Friday featured the soulful and dynamic Fitz & the Tantrums, Ani Difranco, Mates of State and Band of Horses—and that was all before My Chemical Romance and Soundgarden took the stage. However, My Chemical Romance's performance was a bit of a dud as they powered through old and new tracks, attempting to muster some excitement in older festival attendees who seemed to just be waiting for the headliner of the night. Soundgarden took the stage soon after to play their first show in New Orleans since 1996. Their performance was inspiring as Chris Cornell and Co. belted out grunge hits to a surprisingly small group of people.
One quality that makes Voodoo so unique is the local jazz and soul performers always intrinsically present in the line-up; a few of these performers on Saturday were the Treme Brass Band and the Soul Rebels Brass Band. Saturday also showcased music legend after music legend as Metal vets Mastadon played the main stage late in the afternoon and were soon followed by Social Distortion and Snoop Dogg. The heartfelt Canadian musician, Dallas Green, was also present at the festival as City & Colour.

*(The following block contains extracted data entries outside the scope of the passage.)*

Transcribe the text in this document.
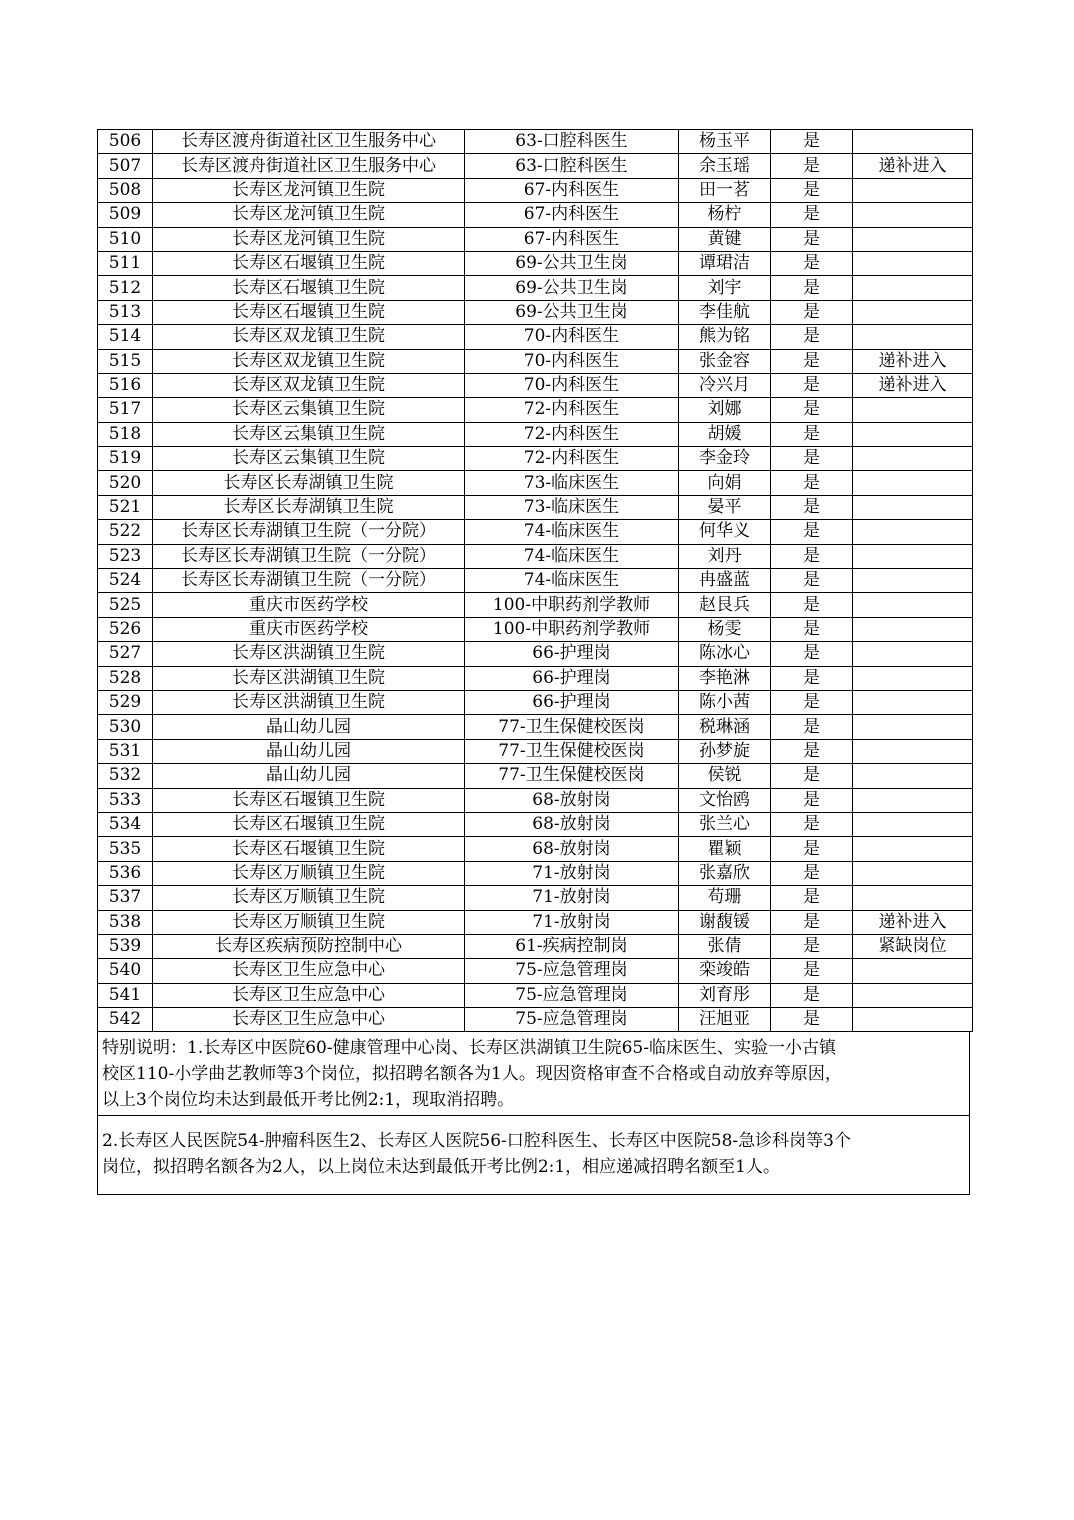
506	长寿区渡舟街道社区卫生服务中心	63-口腔科医生	杨玉平	是	
507	长寿区渡舟街道社区卫生服务中心	63-口腔科医生	余玉瑶	是	递补进入
508	长寿区龙河镇卫生院	67-内科医生	田一茗	是	
509	长寿区龙河镇卫生院	67-内科医生	杨柠	是	
510	长寿区龙河镇卫生院	67-内科医生	黄键	是	
511	长寿区石堰镇卫生院	69-公共卫生岗	谭珺洁	是	
512	长寿区石堰镇卫生院	69-公共卫生岗	刘宇	是	
513	长寿区石堰镇卫生院	69-公共卫生岗	李佳航	是	
514	长寿区双龙镇卫生院	70-内科医生	熊为铭	是	
515	长寿区双龙镇卫生院	70-内科医生	张金容	是	递补进入
516	长寿区双龙镇卫生院	70-内科医生	冷兴月	是	递补进入
517	长寿区云集镇卫生院	72-内科医生	刘娜	是	
518	长寿区云集镇卫生院	72-内科医生	胡媛	是	
519	长寿区云集镇卫生院	72-内科医生	李金玲	是	
520	长寿区长寿湖镇卫生院	73-临床医生	向娟	是	
521	长寿区长寿湖镇卫生院	73-临床医生	晏平	是	
522	长寿区长寿湖镇卫生院（一分院）	74-临床医生	何华义	是	
523	长寿区长寿湖镇卫生院（一分院）	74-临床医生	刘丹	是	
524	长寿区长寿湖镇卫生院（一分院）	74-临床医生	冉盛蓝	是	
525	重庆市医药学校	100-中职药剂学教师	赵艮兵	是	
526	重庆市医药学校	100-中职药剂学教师	杨雯	是	
527	长寿区洪湖镇卫生院	66-护理岗	陈冰心	是	
528	长寿区洪湖镇卫生院	66-护理岗	李艳淋	是	
529	长寿区洪湖镇卫生院	66-护理岗	陈小茜	是	
530	晶山幼儿园	77-卫生保健校医岗	税琳涵	是	
531	晶山幼儿园	77-卫生保健校医岗	孙梦旋	是	
532	晶山幼儿园	77-卫生保健校医岗	侯锐	是	
533	长寿区石堰镇卫生院	68-放射岗	文怡鸥	是	
534	长寿区石堰镇卫生院	68-放射岗	张兰心	是	
535	长寿区石堰镇卫生院	68-放射岗	瞿颖	是	
536	长寿区万顺镇卫生院	71-放射岗	张嘉欣	是	
537	长寿区万顺镇卫生院	71-放射岗	苟珊	是	
538	长寿区万顺镇卫生院	71-放射岗	谢馥锾	是	递补进入
539	长寿区疾病预防控制中心	61-疾病控制岗	张倩	是	紧缺岗位
540	长寿区卫生应急中心	75-应急管理岗	栾竣皓	是	
541	长寿区卫生应急中心	75-应急管理岗	刘育彤	是	
542	长寿区卫生应急中心	75-应急管理岗	汪旭亚	是	
特别说明：1.长寿区中医院60-健康管理中心岗、长寿区洪湖镇卫生院65-临床医生、实验一小古镇
校区110-小学曲艺教师等3个岗位，拟招聘名额各为1人。现因资格审查不合格或自动放弃等原因，
以上3个岗位均未达到最低开考比例2:1，现取消招聘。
2.长寿区人民医院54-肿瘤科医生2、长寿区人医院56-口腔科医生、长寿区中医院58-急诊科岗等3个
岗位，拟招聘名额各为2人，以上岗位未达到最低开考比例2:1，相应递减招聘名额至1人。
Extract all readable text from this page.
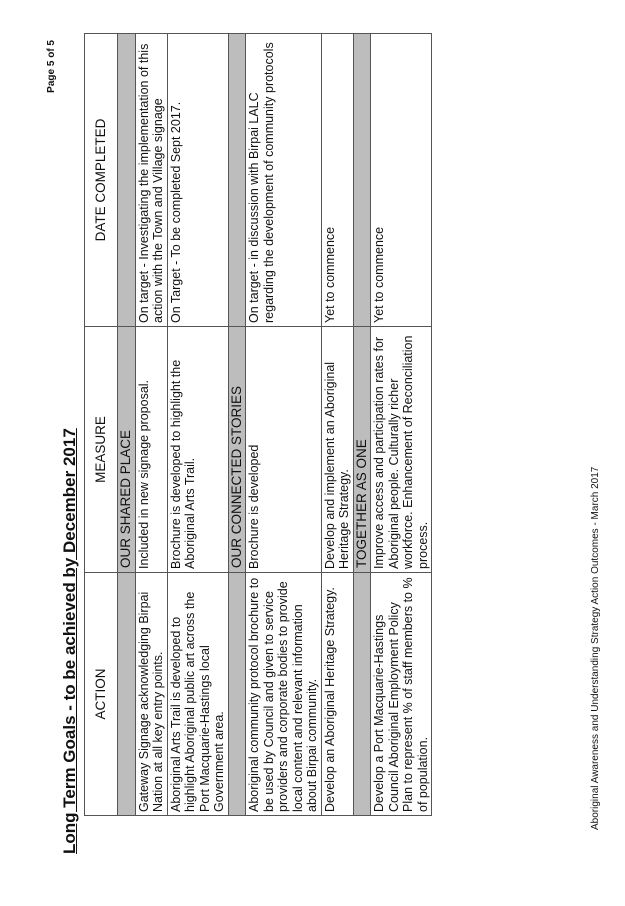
Long Term Goals - to be achieved by December 2017 ACTION	MEASURE	DATE COMPLETED
	OUR SHARED PLACE	
Gateway Signage acknowledging Birpai Nation at all key entry points.	Included in new signage proposal.	On target - Investigating the implementation of this action with the Town and Village signage
Aboriginal Arts Trail is developed to highlight Aboriginal public art across the Port Macquarie-Hastings local Government area.	Brochure is developed to highlight the Aboriginal Arts Trail.	On Target - To be completed Sept 2017.
	OUR CONNECTED STORIES	
Aboriginal community protocol brochure to be used by Council and given to service providers and corporate bodies to provide local content and relevant information about Birpai community.	Brochure is developed	On target - in discussion with Birpai LALC regarding the development of community protocols
Develop an Aboriginal Heritage Strategy.	Develop and implement an Aboriginal Heritage Strategy.	Yet to commence
	TOGETHER AS ONE	
Develop a Port Macquarie-Hastings Council Aboriginal Employment Policy Plan to represent % of staff members to % of population.	Improve access and participation rates for Aboriginal people. Culturally richer workforce. Enhancement of Reconciliation process.	Yet to commence
Aboriginal Awareness and Understanding Strategy Action Outcomes - March 2017
Page 5 of 5
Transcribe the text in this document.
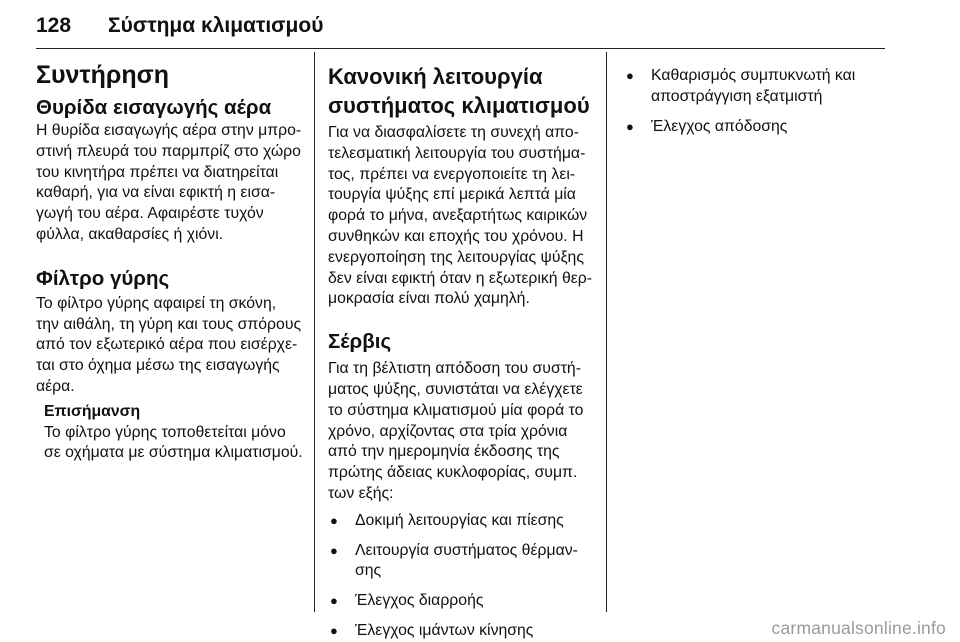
128 Σύστημα κλιματισμού
Συντήρηση
Θυρίδα εισαγωγής αέρα

Η θυρίδα εισαγωγής αέρα στην μπρο‐

στινή πλευρά του παρμπρίζ στο χώρο

του κινητήρα πρέπει να διατηρείται

καθαρή, για να είναι εφικτή η εισα‐

γωγή του αέρα. Αφαιρέστε τυχόν

φύλλα, ακαθαρσίες ή χιόνι.

Φίλτρο γύρης

Το φίλτρο γύρης αφαιρεί τη σκόνη,

την αιθάλη, τη γύρη και τους σπόρους

από τον εξωτερικό αέρα που εισέρχε‐

ται στο όχημα μέσω της εισαγωγής

αέρα.

Επισήμανση

Το φίλτρο γύρης τοποθετείται μόνο

σε οχήματα με σύστημα κλιματισμού.

Κανονική λειτουργία
συστήματος κλιματισμού

Για να διασφαλίσετε τη συνεχή απο‐

τελεσματική λειτουργία του συστήμα‐

τος, πρέπει να ενεργοποιείτε τη λει‐

τουργία ψύξης επί μερικά λεπτά μία

φορά το μήνα, ανεξαρτήτως καιρικών

συνθηκών και εποχής του χρόνου. Η

ενεργοποίηση της λειτουργίας ψύξης

δεν είναι εφικτή όταν η εξωτερική θερ‐

μοκρασία είναι πολύ χαμηλή.

Σέρβις

Για τη βέλτιστη απόδοση του συστή‐

ματος ψύξης, συνιστάται να ελέγχετε

το σύστημα κλιματισμού μία φορά το

χρόνο, αρχίζοντας στα τρία χρόνια

από την ημερομηνία έκδοσης της

πρώτης άδειας κυκλοφορίας, συμπ.

των εξής:

● Δοκιμή λειτουργίας και πίεσης
● Λειτουργία συστήματος θέρμαν‐
σης
● Έλεγχος διαρροής
● Έλεγχος ιμάντων κίνησης
● Καθαρισμός συμπυκνωτή και
αποστράγγιση εξατμιστή
● Έλεγχος απόδοσης
carmanualsonline.info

The super-hyped DJ Gregg Gillis of Girl Talk also made an appearance, inviting costumed fans onstage to dance with him.
Blink-182 closed out the night, opening their set with the classic song "Feeling This" and closed with "Family Reunion." They satisfied fans by playing plenty of old material dating back to the '90s alongside new tracks from their latest album Neighborhoods. Blink remained as endearingly immature as ever, but reached a slightly serious moment when they promoted sobriety before launching into "Man Overboard." (It was a positive jump from Snoop Dogg's performance, which opened with one of his backing members asking how many people were smoking pot.)
The best day of the festival was Sunday. Givers' performance at the Bud Light stage was one of their best yet as they wrapped up their current tour before embarking on a new European stretch. Portugal.The Man also gave a powerful performance of new tracks from In the Mountain In the Cloud, as well as older songs that left fans chanting for more. The lowest point of the day was Odd Future's mid-day performance as they riled up their young crowd with violence, filling their songs' lack of depth with curse words.
Rock legends The Raconteurs and Cheap Trick also performed on Sunday night, almost at the same time, forcing Cheap Trick to man the much smaller Le Carnival stage. The Raconteurs were mind-blowing, as guitarists Brendan Benson and Jack White shredded through a lengthy version of "Blue Vein" and other tracks before closing out with their most popular songs "Steady as She Goes" and "Salute Your Solution."
Though Voodoo Fest was somewhat of a disappointment, it was not a waste. Yes, the crowds were relatively small, but it made it easier for fans to get up close and personal to legendary musicians—even if that meant less funding for production and waiting in line for half an hour to use the restroom.